Mishandling of Asbestos Leads to Lawsuit Settlement to Be Paid By Union Pacific

Union Pacific and government lawyers agreed for the company to pay over $200,000 in a settlement for mishandling of asbestos. Investigation costs of $28,202 and a payment of $200,000 were sought from Union Pacific in the settlement deal, but before it could be enforced, it needed the approval of a U.S. District Court judge.
Zoe Richmond, spokeswoman for the Nebraska-based Union Pacific noted of the settlement, “We feel this is the best resolution you can have in a situation like this.” The settlement stemmed from an incident in 2005. Union Pacific took it into their own hands to have 13 signal sheds demolished. These sheds sat along one of their railroad tracks in Utah. The actual recycling was conducted by a local firm, Western Metals Recycling of Salt Lake City.

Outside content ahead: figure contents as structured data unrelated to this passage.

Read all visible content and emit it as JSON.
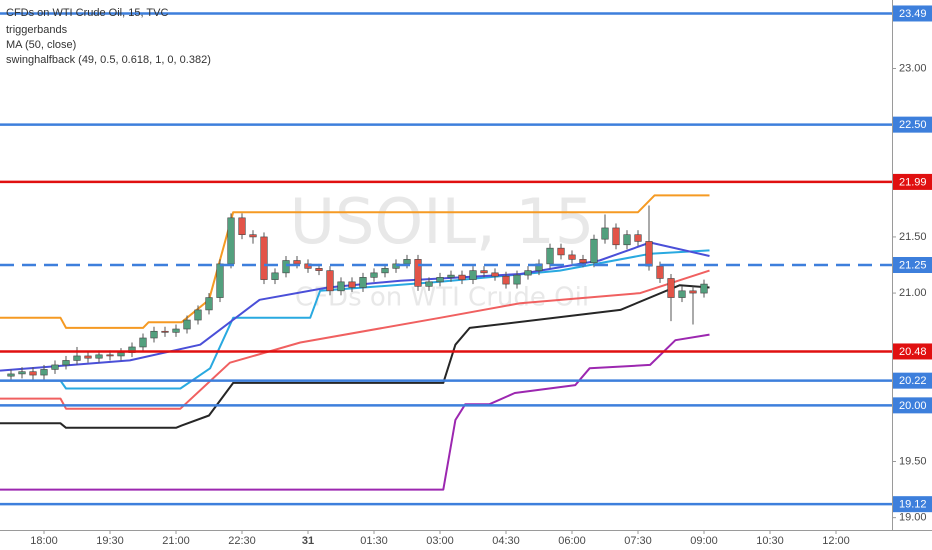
{
  "chart_data": {
    "type": "candlestick",
    "title": "CFDs on WTI Crude Oil, 15, TVC",
    "indicators": [
      "triggerbands",
      "MA (50, close)",
      "swinghalfback (49, 0.5, 0.618, 1, 0, 0.382)"
    ],
    "watermark": {
      "symbol": "USOIL, 15",
      "description": "CFDs on WTI Crude Oil"
    },
    "xlim": [
      -4,
      77.09
    ],
    "ylim": [
      18.89,
      23.61
    ],
    "xticks": [
      {
        "value": 0,
        "label": "18:00"
      },
      {
        "value": 6,
        "label": "19:30"
      },
      {
        "value": 12,
        "label": "21:00"
      },
      {
        "value": 18,
        "label": "22:30"
      },
      {
        "value": 24,
        "label": "31"
      },
      {
        "value": 30,
        "label": "01:30"
      },
      {
        "value": 36,
        "label": "03:00"
      },
      {
        "value": 42,
        "label": "04:30"
      },
      {
        "value": 48,
        "label": "06:00"
      },
      {
        "value": 54,
        "label": "07:30"
      },
      {
        "value": 60,
        "label": "09:00"
      },
      {
        "value": 66,
        "label": "10:30"
      },
      {
        "value": 72,
        "label": "12:00"
      }
    ],
    "yticks": [
      {
        "value": 23,
        "label": "23.00"
      },
      {
        "value": 21.5,
        "label": "21.50"
      },
      {
        "value": 21,
        "label": "21.00"
      },
      {
        "value": 19.5,
        "label": "19.50"
      },
      {
        "value": 19,
        "label": "19.00"
      }
    ],
    "up_color": "#53a07e",
    "down_color": "#e25448",
    "candles": {
      "x": [
        -3,
        -2,
        -1,
        0,
        1,
        2,
        3,
        4,
        5,
        6,
        7,
        8,
        9,
        10,
        11,
        12,
        13,
        14,
        15,
        16,
        17,
        18,
        19,
        20,
        21,
        22,
        23,
        24,
        25,
        26,
        27,
        28,
        29,
        30,
        31,
        32,
        33,
        34,
        35,
        36,
        37,
        38,
        39,
        40,
        41,
        42,
        43,
        44,
        45,
        46,
        47,
        48,
        49,
        50,
        51,
        52,
        53,
        54,
        55,
        56,
        57,
        58,
        59,
        60
      ],
      "open": [
        20.26,
        20.28,
        20.3,
        20.27,
        20.32,
        20.36,
        20.4,
        20.44,
        20.42,
        20.45,
        20.44,
        20.47,
        20.52,
        20.6,
        20.66,
        20.65,
        20.68,
        20.76,
        20.85,
        20.96,
        21.26,
        21.67,
        21.52,
        21.5,
        21.12,
        21.18,
        21.29,
        21.26,
        21.22,
        21.2,
        21.02,
        21.1,
        21.05,
        21.14,
        21.18,
        21.22,
        21.26,
        21.3,
        21.06,
        21.1,
        21.14,
        21.16,
        21.12,
        21.2,
        21.18,
        21.15,
        21.08,
        21.16,
        21.2,
        21.26,
        21.4,
        21.34,
        21.3,
        21.27,
        21.48,
        21.58,
        21.43,
        21.52,
        21.46,
        21.24,
        21.13,
        20.96,
        21.02,
        21.0
      ],
      "high": [
        20.32,
        20.34,
        20.34,
        20.36,
        20.4,
        20.44,
        20.52,
        20.48,
        20.49,
        20.49,
        20.51,
        20.56,
        20.64,
        20.7,
        20.7,
        20.72,
        20.8,
        20.89,
        21.0,
        21.3,
        21.71,
        21.71,
        21.56,
        21.54,
        21.22,
        21.33,
        21.33,
        21.3,
        21.26,
        21.24,
        21.14,
        21.14,
        21.18,
        21.22,
        21.26,
        21.3,
        21.34,
        21.34,
        21.14,
        21.18,
        21.2,
        21.2,
        21.24,
        21.24,
        21.22,
        21.19,
        21.2,
        21.24,
        21.3,
        21.44,
        21.44,
        21.38,
        21.34,
        21.52,
        21.7,
        21.62,
        21.56,
        21.56,
        21.78,
        21.28,
        21.17,
        21.06,
        21.06,
        21.12
      ],
      "low": [
        20.22,
        20.24,
        20.23,
        20.23,
        20.28,
        20.32,
        20.36,
        20.38,
        20.38,
        20.4,
        20.4,
        20.43,
        20.48,
        20.56,
        20.61,
        20.61,
        20.64,
        20.72,
        20.81,
        20.92,
        21.22,
        21.48,
        21.44,
        21.08,
        21.08,
        21.14,
        21.22,
        21.18,
        21.16,
        20.98,
        20.98,
        21.01,
        21.01,
        21.1,
        21.14,
        21.18,
        21.22,
        21.02,
        21.02,
        21.06,
        21.1,
        21.08,
        21.08,
        21.14,
        21.11,
        21.04,
        21.04,
        21.12,
        21.16,
        21.22,
        21.3,
        21.26,
        21.23,
        21.23,
        21.44,
        21.39,
        21.39,
        21.42,
        21.2,
        21.09,
        20.75,
        20.92,
        20.72,
        20.96
      ],
      "close": [
        20.28,
        20.3,
        20.27,
        20.32,
        20.36,
        20.4,
        20.44,
        20.42,
        20.45,
        20.44,
        20.47,
        20.52,
        20.6,
        20.66,
        20.65,
        20.68,
        20.76,
        20.85,
        20.96,
        21.26,
        21.67,
        21.52,
        21.5,
        21.12,
        21.18,
        21.29,
        21.26,
        21.22,
        21.2,
        21.02,
        21.1,
        21.05,
        21.14,
        21.18,
        21.22,
        21.26,
        21.3,
        21.06,
        21.1,
        21.14,
        21.16,
        21.12,
        21.2,
        21.18,
        21.15,
        21.08,
        21.16,
        21.2,
        21.26,
        21.4,
        21.34,
        21.3,
        21.27,
        21.48,
        21.58,
        21.43,
        21.52,
        21.46,
        21.24,
        21.13,
        20.96,
        21.02,
        21.0,
        21.08
      ]
    },
    "series": [
      {
        "color": "#f59a23",
        "x": [
          -4,
          1.5,
          2,
          9,
          9.5,
          12.5,
          15,
          17.2,
          54,
          55.5,
          60.5
        ],
        "values": [
          20.78,
          20.78,
          20.69,
          20.69,
          20.74,
          20.74,
          20.94,
          21.72,
          21.72,
          21.87,
          21.87
        ]
      },
      {
        "color": "#29a9e0",
        "x": [
          -4,
          1.5,
          2,
          12.4,
          15.1,
          17.2,
          24.2,
          25.1,
          36,
          46.9,
          55.1,
          60.5
        ],
        "values": [
          20.22,
          20.22,
          20.15,
          20.15,
          20.33,
          20.78,
          20.78,
          21.02,
          21.1,
          21.2,
          21.35,
          21.38
        ]
      },
      {
        "color": "#f06060",
        "x": [
          -4,
          1.5,
          2,
          12.4,
          16.9,
          23.3,
          36,
          43.3,
          54.2,
          60.5
        ],
        "values": [
          20.06,
          20.06,
          19.97,
          19.97,
          20.38,
          20.56,
          20.78,
          20.91,
          21.0,
          21.2
        ]
      },
      {
        "color": "#4a4fd8",
        "x": [
          -4,
          7.8,
          14.2,
          19.6,
          25.8,
          32.4,
          43.3,
          50.5,
          55.1,
          60.5
        ],
        "values": [
          20.31,
          20.4,
          20.54,
          20.94,
          21.05,
          21.11,
          21.17,
          21.29,
          21.45,
          21.33
        ]
      },
      {
        "color": "#262626",
        "x": [
          -4,
          1.5,
          2,
          12,
          12.5,
          15,
          17.2,
          36.3,
          37.4,
          38.7,
          52.4,
          57.8,
          60.5
        ],
        "values": [
          19.84,
          19.84,
          19.8,
          19.8,
          19.82,
          19.91,
          20.2,
          20.2,
          20.54,
          20.69,
          20.85,
          21.07,
          21.05
        ]
      },
      {
        "color": "#9c27b0",
        "x": [
          -4,
          36.3,
          37.4,
          38.3,
          40.5,
          42.8,
          48.3,
          49.6,
          55.1,
          57.4,
          60.5
        ],
        "values": [
          19.25,
          19.25,
          19.87,
          20.01,
          20.01,
          20.11,
          20.18,
          20.33,
          20.36,
          20.58,
          20.63
        ]
      }
    ],
    "levels": [
      {
        "value": 23.49,
        "color": "#3d7fdc"
      },
      {
        "value": 22.5,
        "label": "22.50",
        "color": "#3d7fdc"
      },
      {
        "value": 21.99,
        "color": "#e01010"
      },
      {
        "value": 21.25,
        "color": "#3d7fdc",
        "dashed": true
      },
      {
        "value": 20.48,
        "color": "#e01010"
      },
      {
        "value": 20.22,
        "color": "#3d7fdc"
      },
      {
        "value": 20,
        "label": "20.00",
        "color": "#3d7fdc"
      },
      {
        "value": 19.12,
        "color": "#3d7fdc"
      }
    ]
  }
}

Of the 13 sheds, only 12 were shredded by the company; the last shed was found, and an analysis showed that there were 123 square feet of chrysotile asbestos in its construction. Chrysotile asbestos is one of the most dangerous forms of asbestos. Inhalation of its fibers or particles can cause several deadly lung diseases, including numerous forms of cancer and a scarring of the lungs known as asbestosis. Cancers from asbestos exposure do not develop until decades after inhalation, but by then, it is too late. Lung cancer and mesothelioma caused by asbestos generally offer sufferers less than a year to live after their diagnoses. The problem with Union Pacific having these buildings shredded was that in doing so, the asbestos in the components of the sheds was broken up and could have become airborne. This put those working for Western Metals Recycling and anyone standing nearby at risk for asbestos exposure. According to Richmond, there were no injuries from the incident, but the Utah Division of Air Quality and the U.S. Environmental Protection Agency found Union Pacific to be in violation of the asbestos handling regulations set out by the National Emission Standards for Hazardous Air Pollutants.